Schneider a dressé dans ses Mémoires l’état le plus circonstancié des quatre cent quinze lectures qu’il eut l’honneur de faire à Frédéric-Guillaume IV, et dans ses narrations de voyages il apporte beaucoup de minutie à nous raconter l’heur ou le malheur de chacune de ses couchées. Il ne faut pas lui faire un crime de cette surabondance de détails oiseux ; c’est un péché véniel. Ce qu’on a plus de peine à lui pardonner, ce sont des silences qui étonnent. A qui se vante d’avoir vécu sur l’Olympe, on demande volontiers des nouvelles de Jupiter. Il semble que Schneider n’ait pas vu Jupiter ou qu’il n’ait pas voulu le voir. Si nous ne possédions pas d’autre document que son livre sur l’histoire de ces vingt-cinq dernières années, il nous serait impossible de deviner qu’il y a eu de son vivant à Berlin un homme assez considérable qui s’appelait M. de Bismarck, et qui a exercé une certaine influence sur les destinées de la Prusse. A peine a-t-il une ou deux fois jeté négligemment ce nom à la fin d’une ligne ; mais son silence n’est pas de l’oubli, c’est une vengeance. M. de Bismarck, en arrivant au pouvoir, s’avisa que l’ancien comédien se mêlait de dire son mot dans certaines affaires qui ne le regardaient point, et on assure qu’en plus d’une rencontre il le remit à sa place. D’ailleurs, en sa qualité de pur royaliste, de légitimiste immaculé, Schneider, qui se proclamait lui-même le dernier des particularistes prussiens, considérait l’illustre conseiller du roi Guillaume comme un dangereux révolutionnaire, comme un malfaiteur politique, comme le destructeur de la vieille bonne Prusse, dont il avait de ses mains creusé la fosse. Schneider lui en voulait d’avoir doté son pays du suffrage universel, il avait ses entreprises en horreur, il jugeait qu’un roi de Prusse déroge en devenant empereur d’Allemagne. Ses ressentimens l’entraînaient si loin qu’à Versailles, en présence d’une nombreuse assistance, le chancelier dut lui reprocher l’inconvenance qu’il commettait en affectant de ne point le saluer. Schneider, dressant la crête, lui répondit : « Il me semble que de nous deux c’est moi qui suis l’aîné. » Cette réponse est en vérité le couronnement de sa vie; les historiens futurs la graveront sur l’airain; en fin de compte, c’est par là que Schneider appartient à l’histoire[2].

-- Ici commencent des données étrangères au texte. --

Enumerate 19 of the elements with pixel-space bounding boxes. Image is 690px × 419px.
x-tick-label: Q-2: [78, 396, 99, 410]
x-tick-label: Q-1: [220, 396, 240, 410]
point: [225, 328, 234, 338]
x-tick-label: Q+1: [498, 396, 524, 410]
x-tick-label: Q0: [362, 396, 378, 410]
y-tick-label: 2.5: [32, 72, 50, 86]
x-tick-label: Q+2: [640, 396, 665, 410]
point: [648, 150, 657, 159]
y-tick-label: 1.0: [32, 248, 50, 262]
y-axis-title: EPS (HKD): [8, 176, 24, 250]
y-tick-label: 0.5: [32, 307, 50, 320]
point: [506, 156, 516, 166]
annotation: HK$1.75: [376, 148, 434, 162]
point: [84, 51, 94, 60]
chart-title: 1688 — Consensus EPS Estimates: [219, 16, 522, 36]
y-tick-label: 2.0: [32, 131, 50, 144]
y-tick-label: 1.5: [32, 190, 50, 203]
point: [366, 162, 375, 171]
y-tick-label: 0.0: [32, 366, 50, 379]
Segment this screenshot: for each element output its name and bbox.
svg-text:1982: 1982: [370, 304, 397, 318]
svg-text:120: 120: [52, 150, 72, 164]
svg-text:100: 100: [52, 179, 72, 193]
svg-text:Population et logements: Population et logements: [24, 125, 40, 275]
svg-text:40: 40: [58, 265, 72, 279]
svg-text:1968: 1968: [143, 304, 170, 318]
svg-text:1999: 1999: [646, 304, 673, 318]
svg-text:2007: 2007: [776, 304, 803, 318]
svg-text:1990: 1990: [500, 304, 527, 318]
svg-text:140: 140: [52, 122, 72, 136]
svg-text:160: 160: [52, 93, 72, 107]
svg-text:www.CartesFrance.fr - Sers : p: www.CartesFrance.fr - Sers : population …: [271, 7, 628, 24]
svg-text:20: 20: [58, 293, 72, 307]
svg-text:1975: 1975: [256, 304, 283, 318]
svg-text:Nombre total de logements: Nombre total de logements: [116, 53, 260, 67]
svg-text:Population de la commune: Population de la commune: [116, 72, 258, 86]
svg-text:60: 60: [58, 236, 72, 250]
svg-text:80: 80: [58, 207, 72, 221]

Quelque agréables qu’ils puissent être, le fond des Mémoires de Schneider paraît un peu mince quand on songe que l’auteur a vécu pendant de longues années au centre des plus grands événemens et qu’il était en situation de tout voir et de tout savoir. Il allègue par forme d’excuse qu’en ce qui concerne la guerre franco-allemande, il a évité à dessein de parler de beaucoup de choses qu’il savait, qu’il a consigné ses plus précieux souvenirs dans de courtes notices, qui ne verront le jour qu’après la mort des intéressés, « alors qu’on ne pourra plus le soupçonner de vouloir gagner de l’argent ou satisfaire sa vanité, » à quoi il ajoute en profond philosophe que la vanité nous quitte avec la vie. Ceci nous rappelle qu’un Polonais disait naguère à un romancier de notre connaissance : « Quel beau roman vous pourriez écrire si je vous racontais ma vie! » Qu’à cela ne tienne, répliqua le romancier mis en appétit, je suis tout oreilles. — Le Polonais se gratta le front; après avoir un peu rêvé ; « Malheureusement, reprit-il, ce qu’il y a d’intéressant dans mon histoire, je ne peux pas le dire, et ce que je peux dire n’est pas intéressant. » Les Mémoires de Schneider nous révèlent tous les secrets d’une curieuse destinée de comédien parvenu; mais on ne peut s’empêcher de croire que ce qu’il a dit est moins intéressant que ce qu’il aurait pu dire. Hormis quelques anecdotes piquantes, hormis un léger crayon de la vie des cours et une peinture assez colorée des tempêtes qui agitaient le Berlin révolutionnaire de 1848, ces trois volumes de quatre cents pages ne nous font connaître que Louis Schneider. C’est bien quelque chose ; peut-être n’est-ce pas assez.


G. VALBERT.

  1. Aus meinem Leben, von Louis Schneider, 3 vol. in-8o. Berlin, Mittler und Sohn; 1879 et 1880.
  2. Cette réponse est relatée dans l’ouvrage anonyme Berlin und Petersburg dont nous avons parlé tout récemment ici même, et que la version la plus accréditée attribue à M. Eckardt de Hambourg, auteur de trois volumes intéressans sur la société russe. On prétend que c’est M. de Bismarck qui lui a mis la plume à la main, dans le temps où, certain d’attirer l’Angleterre dans l’alliance austro-prussienne, le chancelier de l’empire ne se souciait plus de ménager la Russie. Malheureusement l’écrivain hambourgeois n’a pas été assez expéditif, et son pamphlet a paru au lendemain des élections anglaises, qui déconcertaient tous les calculs et tous les plans. M. de Bismarck, paraît-il, a été chagriné de ce contre-temps; mais il a dû lire avec plaisir dans ce livre un peu tardif les pages consacrées à la mémoire du russophile Schneider ; ce pauvre homme y est traité avec une rigueur qui touche à l’injustice et qui respire la rancune.